“So, what do you do?”
It takes me a moment to let the question sink in.
“I’m a writer,” I answer, the words sticking to the bridge of my mouth. I drop my gaze and lift it again, awaiting the dreaded “Oh, so what have you published?” inevitable follow-up.
I’ve been a reader and a writer for as long as I can remember. Growing up in the industrial, fast-paced, greedy, business-oriented, culture-lacking Monterrey, Mexico of the 1980s, I weirded people out because I liked to read. And in English of all things!
Energetic and restless by nature, my mom says that to take a minute when I was a toddler, she would leave me in a playpen with picture books. I couldn’t stay still for anything except books. “Elisa lee,” Mom used to say. Elisa reads— maybe unknowingly conditioning me for life. According to official sites, Mexicans read about 2.9 books a year… in 2024. Forty years ago, I’m sure it was close to -1.
I wrote my first “book” when I was twelve. I used a small school notebook and created one of those “choose your adventure” stories I loved. If you chose the path to the right at the fork in the woods, it would take you to your death, the left to treasure. I numbered each page and even drew illustrations. I only have a few mementos from childhood, but I have that jewel.
Then, it was short stories inspired by the ones I read religiously on the final pages of Seventeen magazine. I dreamed of getting published, but was heartbroken to learn that, as an International, I couldn’t submit my work.
I wrote and produced my first musical with a bunch of friends when I was 16. The second and third were when I was 17 and 18. After that, I worked in the local newspaper for thirteen years.
When my then-boyfriend of seven years asked me to marry him, I thought I’d buried the dream of ever getting a Creative Writing Masters degree. Never would I have imagined that I’d graduate from Harvard Extension School two decades later.

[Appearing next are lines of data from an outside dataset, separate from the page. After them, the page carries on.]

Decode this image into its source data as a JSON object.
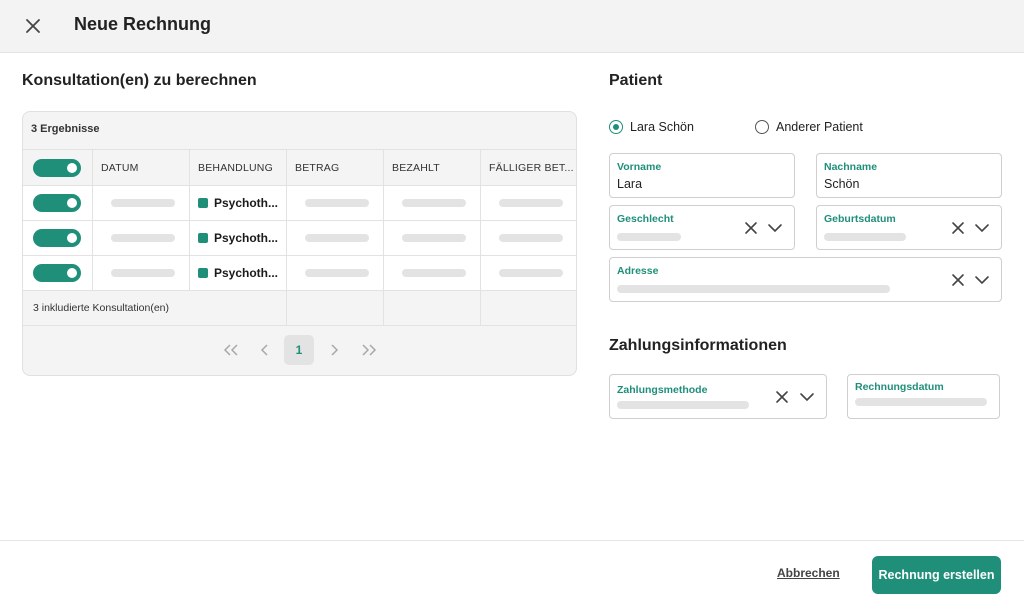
{
  "header": {
    "title": "Neue Rechnung",
    "close_icon": "close-icon"
  },
  "consultations": {
    "title": "Konsultation(en) zu berechnen",
    "results_count": "3 Ergebnisse",
    "columns": [
      "DATUM",
      "BEHANDLUNG",
      "BETRAG",
      "BEZAHLT",
      "FÄLLIGER BET..."
    ],
    "rows": [
      {
        "selected": true,
        "treatment": "Psychoth..."
      },
      {
        "selected": true,
        "treatment": "Psychoth..."
      },
      {
        "selected": true,
        "treatment": "Psychoth..."
      }
    ],
    "footer_text": "3 inkludierte Konsultation(en)",
    "pagination": {
      "first": "«",
      "prev": "‹",
      "page": "1",
      "next": "›",
      "last": "»"
    },
    "accent_color": "#1f8f7a"
  },
  "patient": {
    "title": "Patient",
    "options": [
      "Lara Schön",
      "Anderer Patient"
    ],
    "selected_option": "Lara Schön",
    "fields": {
      "first_name": {
        "label": "Vorname",
        "value": "Lara"
      },
      "last_name": {
        "label": "Nachname",
        "value": "Schön"
      },
      "gender": {
        "label": "Geschlecht"
      },
      "birthdate": {
        "label": "Geburtsdatum"
      },
      "address": {
        "label": "Adresse"
      }
    }
  },
  "payment": {
    "title": "Zahlungsinformationen",
    "fields": {
      "method": {
        "label": "Zahlungsmethode"
      },
      "invoice_date": {
        "label": "Rechnungsdatum"
      }
    }
  },
  "actions": {
    "cancel": "Abbrechen",
    "create": "Rechnung erstellen"
  }
}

For years, when people asked, “What do you do?” I’d reach for the safe answer: “I’m a journalist. I’m a teacher. I’m a college essays advisor.” When all the time, I should have been answering, “I’m a writer.” I’m a writer when I publish and edit articles. I’m a writer when I enter writing contests. I’m a writer when my short stories get published in magazines. I’m a writer working on her first novel.
To everyone reading this article, lower your shoulders, raise your chin, and answer, “Wait and see,” when someone asks about publications. We don’t need our names in a byline to be writers.
I’m a writer because it sparks joy in my life—everything else is an afterthought.